おいらはもう少しで逃げ出すところだった。
キジ猫はおいらの首根っこを捕まえると、
 『大丈夫だ。まってな。』と、言った。
 『よお。』
キジ猫はきつね犬に話しかけた。
きつね犬はキジ猫を見ると、
 『よお。』と、しっぽを軽く一振りした。
 『悪いが、ちょっとのどが渇いちまってな。』
キジ猫が言うと、きつね犬は、
 『ああ・・・どうぞ。』と、水の入ったえさ箱を眼で示した。
おいらはびっくりした。
 キジ猫って犬の子分までいるの?
 『なんだ・・・今日はずいぶんちっこいのをつれてるな・・・オレはこいつの子分じゃないぞ!まあライバルと言うところかな。
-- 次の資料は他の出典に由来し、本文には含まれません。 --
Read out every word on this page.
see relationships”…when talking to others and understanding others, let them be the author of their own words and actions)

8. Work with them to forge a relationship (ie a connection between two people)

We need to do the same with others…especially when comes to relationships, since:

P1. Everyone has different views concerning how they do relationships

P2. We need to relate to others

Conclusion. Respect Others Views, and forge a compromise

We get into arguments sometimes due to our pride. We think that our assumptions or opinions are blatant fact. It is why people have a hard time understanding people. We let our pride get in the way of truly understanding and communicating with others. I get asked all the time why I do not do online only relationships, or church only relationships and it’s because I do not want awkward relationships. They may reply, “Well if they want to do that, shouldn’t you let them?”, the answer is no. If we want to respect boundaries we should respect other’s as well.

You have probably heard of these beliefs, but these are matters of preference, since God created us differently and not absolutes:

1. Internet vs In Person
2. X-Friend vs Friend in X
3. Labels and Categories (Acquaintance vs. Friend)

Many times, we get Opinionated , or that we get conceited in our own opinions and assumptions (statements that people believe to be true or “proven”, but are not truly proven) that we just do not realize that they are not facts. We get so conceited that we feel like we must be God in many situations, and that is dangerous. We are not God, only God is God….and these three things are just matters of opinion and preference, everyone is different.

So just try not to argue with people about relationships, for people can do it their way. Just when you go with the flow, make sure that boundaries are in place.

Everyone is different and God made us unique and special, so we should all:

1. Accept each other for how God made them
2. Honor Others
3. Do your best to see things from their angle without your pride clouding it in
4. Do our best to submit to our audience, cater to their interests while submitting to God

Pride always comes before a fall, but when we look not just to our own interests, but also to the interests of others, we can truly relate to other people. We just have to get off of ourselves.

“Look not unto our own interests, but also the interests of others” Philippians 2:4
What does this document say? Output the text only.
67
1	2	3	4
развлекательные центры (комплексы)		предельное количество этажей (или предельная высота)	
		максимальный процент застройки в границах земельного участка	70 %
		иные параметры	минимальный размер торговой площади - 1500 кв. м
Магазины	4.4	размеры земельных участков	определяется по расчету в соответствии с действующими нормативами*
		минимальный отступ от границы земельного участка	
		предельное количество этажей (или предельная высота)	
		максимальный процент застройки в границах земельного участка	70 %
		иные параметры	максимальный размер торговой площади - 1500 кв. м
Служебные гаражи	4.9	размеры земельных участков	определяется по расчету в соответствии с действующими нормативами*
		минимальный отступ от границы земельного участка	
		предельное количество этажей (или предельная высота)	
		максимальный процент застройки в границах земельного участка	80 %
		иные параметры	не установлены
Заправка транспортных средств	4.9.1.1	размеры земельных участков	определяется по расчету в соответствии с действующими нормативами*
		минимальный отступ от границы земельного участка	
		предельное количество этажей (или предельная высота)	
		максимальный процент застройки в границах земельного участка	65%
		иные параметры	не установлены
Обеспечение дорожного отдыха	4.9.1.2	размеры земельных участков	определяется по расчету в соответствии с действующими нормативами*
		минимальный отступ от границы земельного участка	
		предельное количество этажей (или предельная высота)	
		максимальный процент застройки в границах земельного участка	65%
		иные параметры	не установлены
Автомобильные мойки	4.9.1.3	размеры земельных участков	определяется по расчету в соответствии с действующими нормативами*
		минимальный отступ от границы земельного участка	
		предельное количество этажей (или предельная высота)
』
きつね犬が笑うように小さく吼えた。
 『今のところオレが5勝3敗だ。』
キジ猫がにやりと笑って言った。
おいらは眼を丸くして、キジ猫の2倍はあるきつね犬を見た。
キジ猫は、ペロペロときつね犬の水を飲んだ。
その後でおいらも飲んだ。
 『いい味だろ?俺んちは、ご主人様がミネラルウォーターをくれるんだ。体にいいんだぜ。』
きつね犬はそう言ったけど、その水はなんだか犬のにおいがした。

きつね犬と別れておいら達はまた歩き出した。
おいらは疲れてきた。
お腹はいっぱいだし、眠くて眼を前足でこすりこすりついていく。
道の真ん中に雑誌が落ちていた。
おいらはそこに座り込むと、そのまま、前足の間に顔を突っ込むようにして体を伏せた。
 『オイオイ・・・そんなところで寝ると、車にひかれちゃうぞ。』
その時、しっぽの短いぶち猫が現れた。
 『大将。たぶんそいつの家、見つけましたぜ。』
おいらはぴょんと飛び起きた。
 迷子の迷子のお家。おいらのお家。見つかったの?!
 『どこだ?』
キジ猫が聞いた。
 『それが・・・。』
ぶち猫はちらりとおいらを見て言う。